AB Bakanı ve Başmüzakereci Egemen Bağış, Ankara Üniversitesi Dil ve Tarih, Coğrafya Fakültesi'ndeki olaylara ilişkin, "Yeniden gençlerin eline satırları, bıçakları tutuşturmaya kalkan, terör örgütü ele başının posterlerini astırmaya kalkan, üniversitenin içine fitneyi fücuru sokmaya kalkan ve bu ülkenin huzuruna, bu ülkenin kardeşlik dokusuna, bu ülkenin birlik ve beraberliğine kast etme teşebbüsünü ortaya koyan hain zihniyetlerin yeniden iş başında olduğunu gördük" dedi.
Bağış, Kongre ve Kültür Merkezi'nde, Milli Türk Talebe Birliği (MTTB) Malatya Şubesi'nin düzenlediği "Yeni Dünya, Yeni Türkiye, Yeni Gençlik" konulu konferansta bir konuşma yaptı.
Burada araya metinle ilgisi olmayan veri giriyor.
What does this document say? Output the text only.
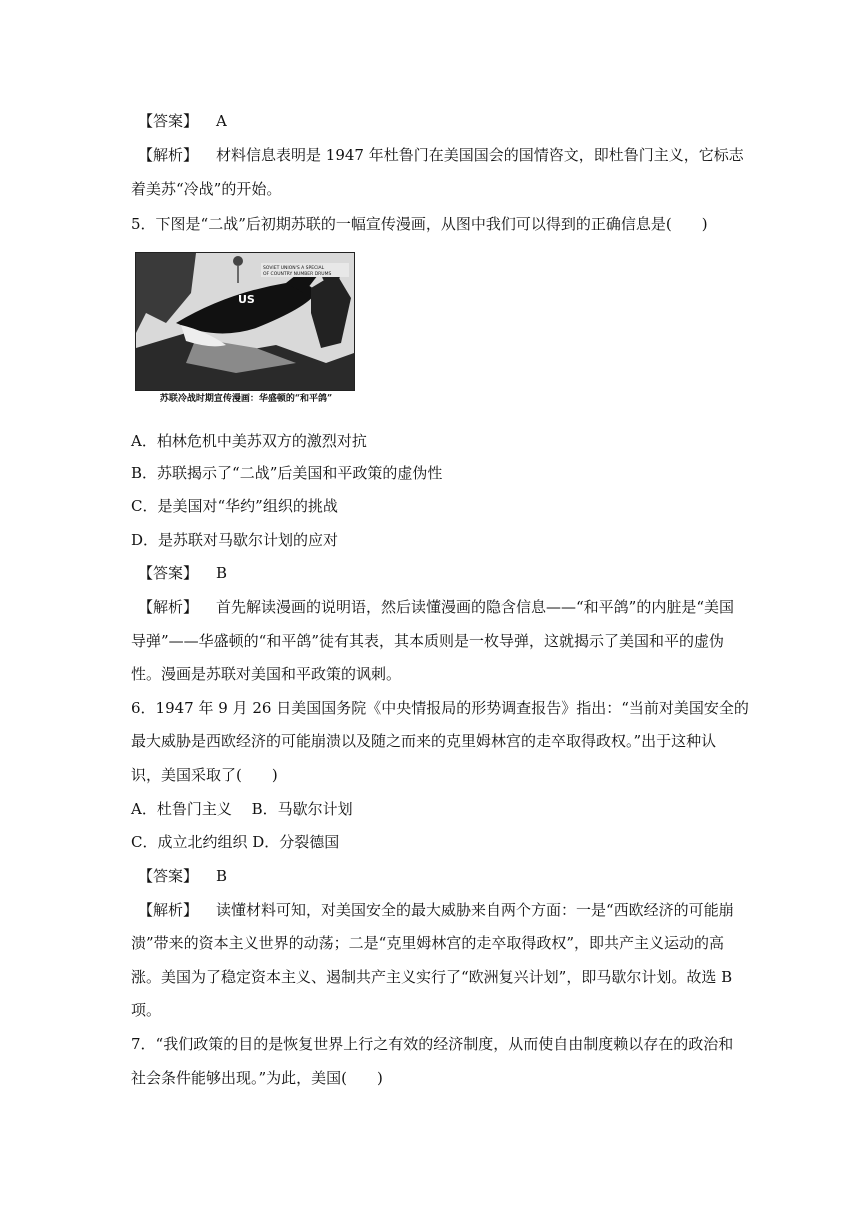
【答案】 A
【解析】 材料信息表明是 1947 年杜鲁门在美国国会的国情咨文，即杜鲁门主义，它标志
着美苏“冷战”的开始。
5．下图是“二战”后初期苏联的一幅宣传漫画，从图中我们可以得到的正确信息是(　　)
SOVIET UNION'S A SPECIAL
OF COUNTRY NUMBER DRUMS
US
苏联冷战时期宣传漫画：华盛顿的“和平鸽”
A．柏林危机中美苏双方的激烈对抗
B．苏联揭示了“二战”后美国和平政策的虚伪性
C．是美国对“华约”组织的挑战
D．是苏联对马歇尔计划的应对
【答案】 B
【解析】 首先解读漫画的说明语，然后读懂漫画的隐含信息——“和平鸽”的内脏是“美国
导弹”——华盛顿的“和平鸽”徒有其表，其本质则是一枚导弹，这就揭示了美国和平的虚伪
性。漫画是苏联对美国和平政策的讽刺。
6．1947 年 9 月 26 日美国国务院《中央情报局的形势调查报告》指出：“当前对美国安全的
最大威胁是西欧经济的可能崩溃以及随之而来的克里姆林宫的走卒取得政权。”出于这种认
识，美国采取了(　　)
A．杜鲁门主义　 B．马歇尔计划
C．成立北约组织 D．分裂德国
【答案】 B
【解析】 读懂材料可知，对美国安全的最大威胁来自两个方面：一是“西欧经济的可能崩
溃”带来的资本主义世界的动荡；二是“克里姆林宫的走卒取得政权”，即共产主义运动的高
涨。美国为了稳定资本主义、遏制共产主义实行了“欧洲复兴计划”，即马歇尔计划。故选 B
项。
7．“我们政策的目的是恢复世界上行之有效的经济制度，从而使自由制度赖以存在的政治和
社会条件能够出现。”为此，美国(　　)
Ankara Üniversitesi Dil ve Tarih Coğrafya Fakültesi'nde karşıt görüşlü öğrenciler arasında çıkan kavgaya değinen Bağış, ülkede karanlık dönemleri yeniden hortlatmak, kardeşi kardeşe kırdırmak isteyen zihniyetlerin yeni bir şovuyla karşı karşıya kalındığını belirtti. Bağış, şunları kaydetti:
"Yeniden gençlerin eline satırları, bıçakları tutuşturmaya kalkan, terör örgütü ele başının posterlerini astırmaya kalkan, üniversitenin içine fitneyi fücuru sokmaya kalkan ve bu ülkenin huzuruna, bu ülkenin kardeşlik dokusuna, bu ülkenin birlik ve beraberliğine kast etme teşebbüsünü ortaya koyan hain zihniyetlerin yeniden iş başında olduğunu gördük. İşte MTTB'nin ne kadar önemli bir kurum, bir kuruluş olduğunu, bir medeniyet hareketi olduğunu bugün yaşanan olay bir kez daha ortaya koyuyor. Onun için gençler, çok bilinçli, şuurlu olmamız lazım. Çünkü Türkiye'nin daha halledilecek çok meselesi var."
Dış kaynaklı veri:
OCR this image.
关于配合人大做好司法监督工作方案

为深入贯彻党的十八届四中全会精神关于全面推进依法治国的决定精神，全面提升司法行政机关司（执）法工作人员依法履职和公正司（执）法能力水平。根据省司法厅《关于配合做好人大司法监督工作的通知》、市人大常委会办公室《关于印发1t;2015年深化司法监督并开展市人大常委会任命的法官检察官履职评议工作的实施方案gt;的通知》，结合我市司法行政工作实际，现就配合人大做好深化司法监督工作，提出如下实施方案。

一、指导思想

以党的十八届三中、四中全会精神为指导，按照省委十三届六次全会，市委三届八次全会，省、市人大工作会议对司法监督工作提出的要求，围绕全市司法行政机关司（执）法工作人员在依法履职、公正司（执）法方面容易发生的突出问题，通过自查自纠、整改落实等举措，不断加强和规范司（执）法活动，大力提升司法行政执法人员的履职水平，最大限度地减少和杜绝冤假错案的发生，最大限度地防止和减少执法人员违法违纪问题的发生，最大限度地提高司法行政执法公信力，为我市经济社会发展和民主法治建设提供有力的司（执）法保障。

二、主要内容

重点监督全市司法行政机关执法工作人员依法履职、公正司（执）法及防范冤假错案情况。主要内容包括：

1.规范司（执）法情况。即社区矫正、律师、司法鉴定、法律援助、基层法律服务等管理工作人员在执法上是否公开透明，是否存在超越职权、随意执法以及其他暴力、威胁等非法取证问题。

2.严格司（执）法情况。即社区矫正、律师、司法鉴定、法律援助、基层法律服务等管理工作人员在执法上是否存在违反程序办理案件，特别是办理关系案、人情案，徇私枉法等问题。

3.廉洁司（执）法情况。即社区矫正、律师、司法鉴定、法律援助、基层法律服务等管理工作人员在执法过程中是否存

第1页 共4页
Dünyada değişime her yerde direnç olduğunu vurgulayan Bağış, Milli Eğitim Bakanlığı'nın okullarda kıyafet serbestliğiyle ilgili yönetmeliğini hatırlatarak, "Artık okullarımızda o tek tip kıyafetten, önlük çilesinden çocuklarımızı kurtaralım. Çocuklarımız kendi kıyafetleriyle, özgürlükle tanışsınlar, ondan sonra özgür düşünce içerisinde Türkiye'nin önünü açacak çalışmalar ortaya koysunlar istedik. Birileri hemen kıyamet koparmaya başladı. Çünkü onlar hala Türkiye'de tornadan çıkmış gibi tek tip zihniyetli insan yetişmesini istiyorlar" diye konuştu.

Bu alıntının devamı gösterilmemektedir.